Anyone who has spent any amount of time on social media has found different kinds of posts and posters that annoy them. No matter the platform, there are users that do things time and again that get on the nerves of others on that social network. And in a time when many people around the world are limiting their exposure to the outside world and spending drastically more time indoors than is normal, social media usage has increased and it’s a sure bet that annoyances with those platforms have as well. But what exactly “bugs” social media users the most?

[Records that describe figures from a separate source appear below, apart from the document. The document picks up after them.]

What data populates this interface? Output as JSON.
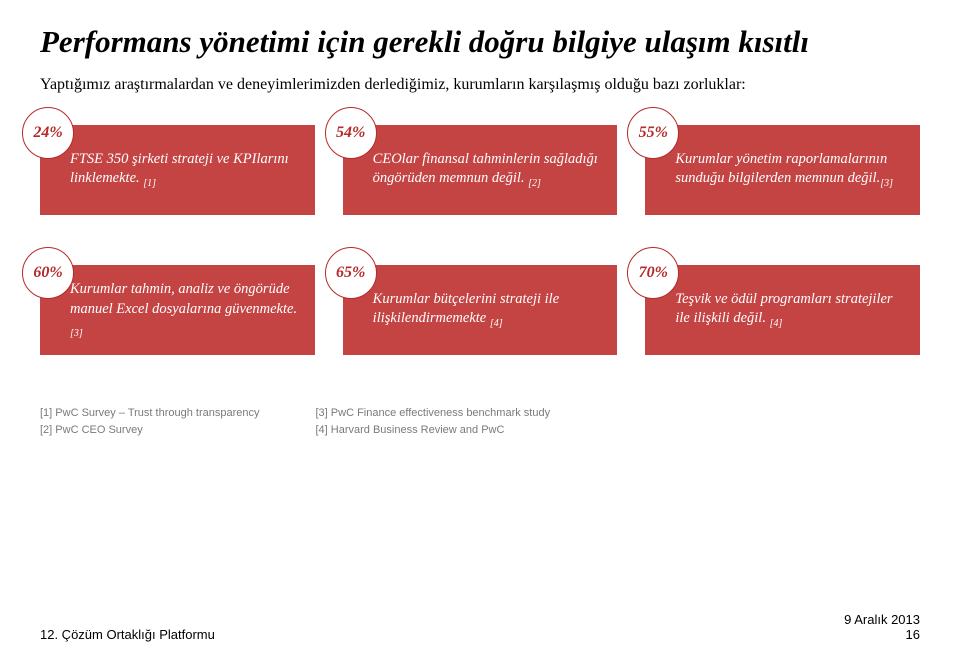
{
  "title": "Performans yönetimi için gerekli doğru bilgiye ulaşım kısıtlı",
  "subtitle": "Yaptığımız araştırmalardan ve deneyimlerimizden derlediğimiz, kurumların karşılaşmış olduğu bazı zorluklar:",
  "colors": {
    "badge_bg": "#ffffff",
    "badge_text": "#b52a2a",
    "card_bg": "#c44444",
    "tint_bg": "#e7c9c9",
    "tint_overlay": "rgba(196,68,68,0.92)",
    "card_text": "#ffffff",
    "ref_text": "#7a7a7a",
    "badge_border": "#b52a2a"
  },
  "row1": [
    {
      "pct": "24%",
      "text": "FTSE 350 şirketi strateji ve KPIlarını linklemekte.",
      "ref": "[1]"
    },
    {
      "pct": "54%",
      "text": "CEOlar finansal tahminlerin sağladığı öngörüden memnun değil.",
      "ref": "[2]"
    },
    {
      "pct": "55%",
      "text": "Kurumlar yönetim raporlamalarının sunduğu bilgilerden memnun değil.",
      "ref": "[3]"
    }
  ],
  "row2": [
    {
      "pct": "60%",
      "text": "Kurumlar tahmin, analiz ve öngörüde manuel Excel dosyalarına güvenmekte.",
      "ref": "[3]"
    },
    {
      "pct": "65%",
      "text": "Kurumlar  bütçelerini strateji ile ilişkilendirmemekte",
      "ref": "[4]"
    },
    {
      "pct": "70%",
      "text": "Teşvik ve ödül programları stratejiler ile ilişkili değil.",
      "ref": "[4]"
    }
  ],
  "refs_left": {
    "l1": "[1] PwC Survey – Trust through transparency",
    "l2": "[2] PwC CEO Survey"
  },
  "refs_right": {
    "l1": "[3] PwC Finance effectiveness benchmark study",
    "l2": "[4] Harvard Business Review and PwC"
  },
  "footer": {
    "left": "12. Çözüm Ortaklığı Platformu",
    "date": "9 Aralık 2013",
    "page": "16"
  },
  "style": {
    "title_fontsize": "31px",
    "subtitle_fontsize": "16px",
    "card_fontsize": "14.5px",
    "badge_size": "52px",
    "badge_fontsize": "16px"
  }
}
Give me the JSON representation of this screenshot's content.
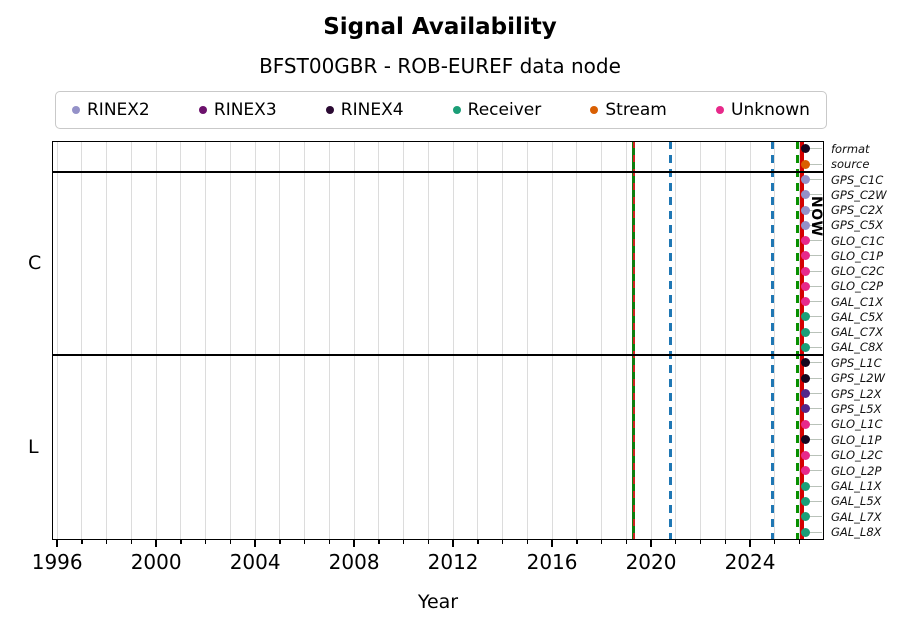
{
  "title": "Signal Availability",
  "subtitle": "BFST00GBR - ROB-EUREF data node",
  "legend": {
    "items": [
      {
        "label": "RINEX2",
        "color": "#9491c8"
      },
      {
        "label": "RINEX3",
        "color": "#6c116c"
      },
      {
        "label": "RINEX4",
        "color": "#2b0a33"
      },
      {
        "label": "Receiver",
        "color": "#1b9e77"
      },
      {
        "label": "Stream",
        "color": "#d95f02"
      },
      {
        "label": "Unknown",
        "color": "#e7298a"
      }
    ]
  },
  "chart_data": {
    "type": "scatter",
    "title": "Signal Availability",
    "subtitle": "BFST00GBR - ROB-EUREF data node",
    "xlabel": "Year",
    "legend_position": "top",
    "x_axis": {
      "min": 1995.79,
      "max": 2026.99,
      "major_ticks": [
        1996,
        2000,
        2004,
        2008,
        2012,
        2016,
        2020,
        2024
      ],
      "minor_tick_step": 1,
      "grid": true,
      "gridline_color": "#dcdcdc"
    },
    "event_lines": [
      {
        "year": 2019.3,
        "style": "solid",
        "color": "#0f7d0f",
        "width": 3,
        "overlay_dash_color": "#cc2020"
      },
      {
        "year": 2020.8,
        "style": "dashed",
        "color": "#1f77b4",
        "width": 3
      },
      {
        "year": 2024.9,
        "style": "dashed",
        "color": "#1f77b4",
        "width": 3
      },
      {
        "year": 2025.9,
        "style": "dashed",
        "color": "#089000",
        "width": 3
      }
    ],
    "now_marker": {
      "year": 2026.1,
      "label": "NOW",
      "color": "#d40000",
      "width": 4
    },
    "latest_points_year": 2026.25,
    "groups": [
      {
        "label": "",
        "rows": [
          {
            "label": "format",
            "dot_color": "#16061e"
          },
          {
            "label": "source",
            "dot_color": "#d95f02"
          }
        ]
      },
      {
        "label": "C",
        "rows": [
          {
            "label": "GPS_C1C",
            "dot_color": "#9491c8"
          },
          {
            "label": "GPS_C2W",
            "dot_color": "#9491c8"
          },
          {
            "label": "GPS_C2X",
            "dot_color": "#9491c8"
          },
          {
            "label": "GPS_C5X",
            "dot_color": "#9491c8"
          },
          {
            "label": "GLO_C1C",
            "dot_color": "#e7298a"
          },
          {
            "label": "GLO_C1P",
            "dot_color": "#e7298a"
          },
          {
            "label": "GLO_C2C",
            "dot_color": "#e7298a"
          },
          {
            "label": "GLO_C2P",
            "dot_color": "#e7298a"
          },
          {
            "label": "GAL_C1X",
            "dot_color": "#e7298a"
          },
          {
            "label": "GAL_C5X",
            "dot_color": "#1b9e77"
          },
          {
            "label": "GAL_C7X",
            "dot_color": "#1b9e77"
          },
          {
            "label": "GAL_C8X",
            "dot_color": "#1b9e77"
          }
        ]
      },
      {
        "label": "L",
        "rows": [
          {
            "label": "GPS_L1C",
            "dot_color": "#16061e"
          },
          {
            "label": "GPS_L2W",
            "dot_color": "#16061e"
          },
          {
            "label": "GPS_L2X",
            "dot_color": "#542788"
          },
          {
            "label": "GPS_L5X",
            "dot_color": "#542788"
          },
          {
            "label": "GLO_L1C",
            "dot_color": "#e7298a"
          },
          {
            "label": "GLO_L1P",
            "dot_color": "#16061e"
          },
          {
            "label": "GLO_L2C",
            "dot_color": "#e7298a"
          },
          {
            "label": "GLO_L2P",
            "dot_color": "#e7298a"
          },
          {
            "label": "GAL_L1X",
            "dot_color": "#1b9e77"
          },
          {
            "label": "GAL_L5X",
            "dot_color": "#1b9e77"
          },
          {
            "label": "GAL_L7X",
            "dot_color": "#1b9e77"
          },
          {
            "label": "GAL_L8X",
            "dot_color": "#1b9e77"
          }
        ]
      }
    ]
  }
}
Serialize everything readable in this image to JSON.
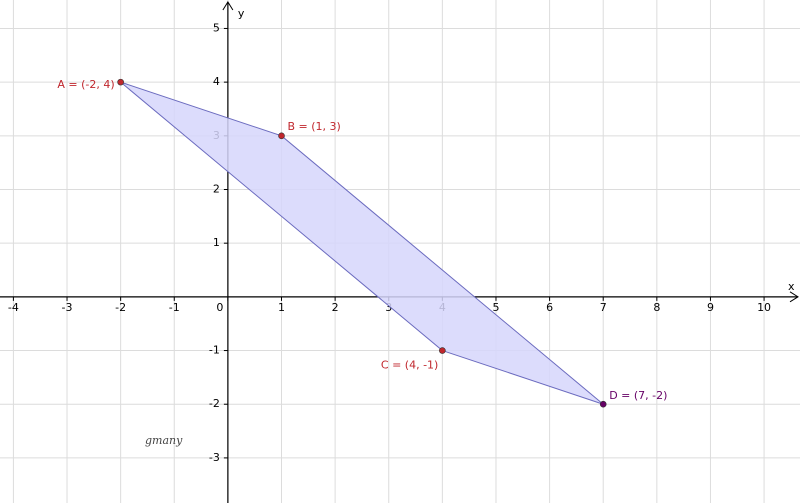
{
  "chart_data": {
    "type": "polygon",
    "x_label": "x",
    "y_label": "y",
    "xlim": [
      -4.25,
      10.67
    ],
    "ylim": [
      -3.84,
      5.53
    ],
    "xticks": [
      -4,
      -3,
      -2,
      -1,
      0,
      1,
      2,
      3,
      4,
      5,
      6,
      7,
      8,
      9,
      10
    ],
    "yticks": [
      -3,
      -2,
      -1,
      1,
      2,
      3,
      4,
      5
    ],
    "grid": true,
    "x": [
      -2,
      1,
      4,
      7
    ],
    "values": [
      4,
      3,
      -1,
      -2
    ],
    "point_labels": [
      "A = (-2, 4)",
      "B = (1, 3)",
      "C = (4, -1)",
      "D = (7, -2)"
    ],
    "point_colors": [
      "#c0272d",
      "#c0272d",
      "#c0272d",
      "#660066"
    ],
    "fill_color": "#d6d6fb",
    "edge_color": "#6b6bbf",
    "annotation": "gmany"
  }
}
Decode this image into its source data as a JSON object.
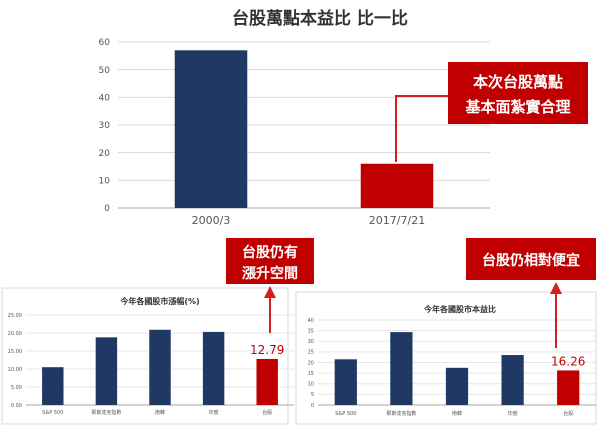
{
  "colors": {
    "navy": "#1f3864",
    "red": "#c00000",
    "callout_bg": "#c00000",
    "arrow": "#d31f1f",
    "axis": "#bfbfbf"
  },
  "callouts": {
    "main_line1": "本次台股萬點",
    "main_line2": "基本面紮實合理",
    "left_line1": "台股仍有",
    "left_line2": "漲升空間",
    "right": "台股仍相對便宜"
  },
  "chart_data": [
    {
      "type": "bar",
      "title": "台股萬點本益比 比一比",
      "categories": [
        "2000/3",
        "2017/7/21"
      ],
      "values": [
        57,
        16
      ],
      "colors": [
        "#1f3864",
        "#c00000"
      ],
      "ylim": [
        0,
        60
      ],
      "yticks": [
        "0",
        "10",
        "20",
        "30",
        "40",
        "50",
        "60"
      ],
      "xlabel": "",
      "ylabel": ""
    },
    {
      "type": "bar",
      "title": "今年各國股市漲幅(%)",
      "categories": [
        "S&P 500",
        "那斯達克指數",
        "南韓",
        "印度",
        "台股"
      ],
      "values": [
        10.5,
        18.8,
        20.9,
        20.3,
        12.79
      ],
      "colors": [
        "#1f3864",
        "#1f3864",
        "#1f3864",
        "#1f3864",
        "#c00000"
      ],
      "value_label": "12.79",
      "ylim": [
        0,
        25
      ],
      "yticks": [
        "0.00",
        "5.00",
        "10.00",
        "15.00",
        "20.00",
        "25.00"
      ],
      "xlabel": "",
      "ylabel": ""
    },
    {
      "type": "bar",
      "title": "今年各國股市本益比",
      "categories": [
        "S&P 500",
        "那斯達克指數",
        "南韓",
        "印度",
        "台股"
      ],
      "values": [
        21.5,
        34.3,
        17.5,
        23.5,
        16.26
      ],
      "colors": [
        "#1f3864",
        "#1f3864",
        "#1f3864",
        "#1f3864",
        "#c00000"
      ],
      "value_label": "16.26",
      "ylim": [
        0,
        40
      ],
      "yticks": [
        "0",
        "5",
        "10",
        "15",
        "20",
        "25",
        "30",
        "35",
        "40"
      ],
      "xlabel": "",
      "ylabel": ""
    }
  ]
}
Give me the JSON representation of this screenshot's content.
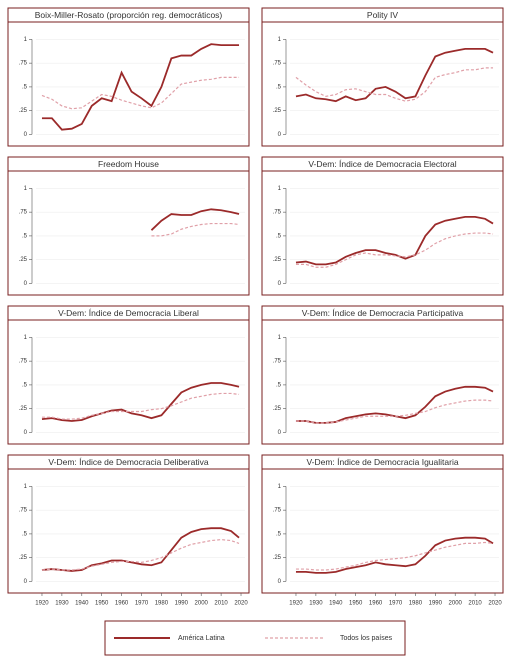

That is the question one pest control company wanted to answer by surveying people who are active on social media as to which “digital pests” bothered them the most. The survey covered a number of different sites and annoying behaviors, finding which money-focused posts people find most off-putting (multi-level marketing schemes, unsurprisingly), which kinds of unnecessarily personal posts people are sick of seeing (users who exclusively post their political opinions), and which users others think are most negatively over-the-top (trolls). The survey found how all of those behaviors stack up in comparison to other kinds of posts and posters that fall into those same genres as well.
Beyond those specific behaviors that can often apply to multiple social media platforms, the company also found out which kind of behavior users are most bothered by on each of the five largest social media platforms: Facebook, Twitter, Instagram, Snapchat, and YouTube.
Each of the five most-cited annoyances on each respective platform are listed in order of the percentage of survey responses that singled each out. While there is overlap among some of the annoyances and platforms, the unique differences that appear on only one or two lists there are definitely worth checking out, as they can show how the purpose of different sites and what users want to get out of them can shape what those users find most annoying on each. A common theme, however, was that almost all social media users wish these platforms had less bullying and produced more positivity than they currently do.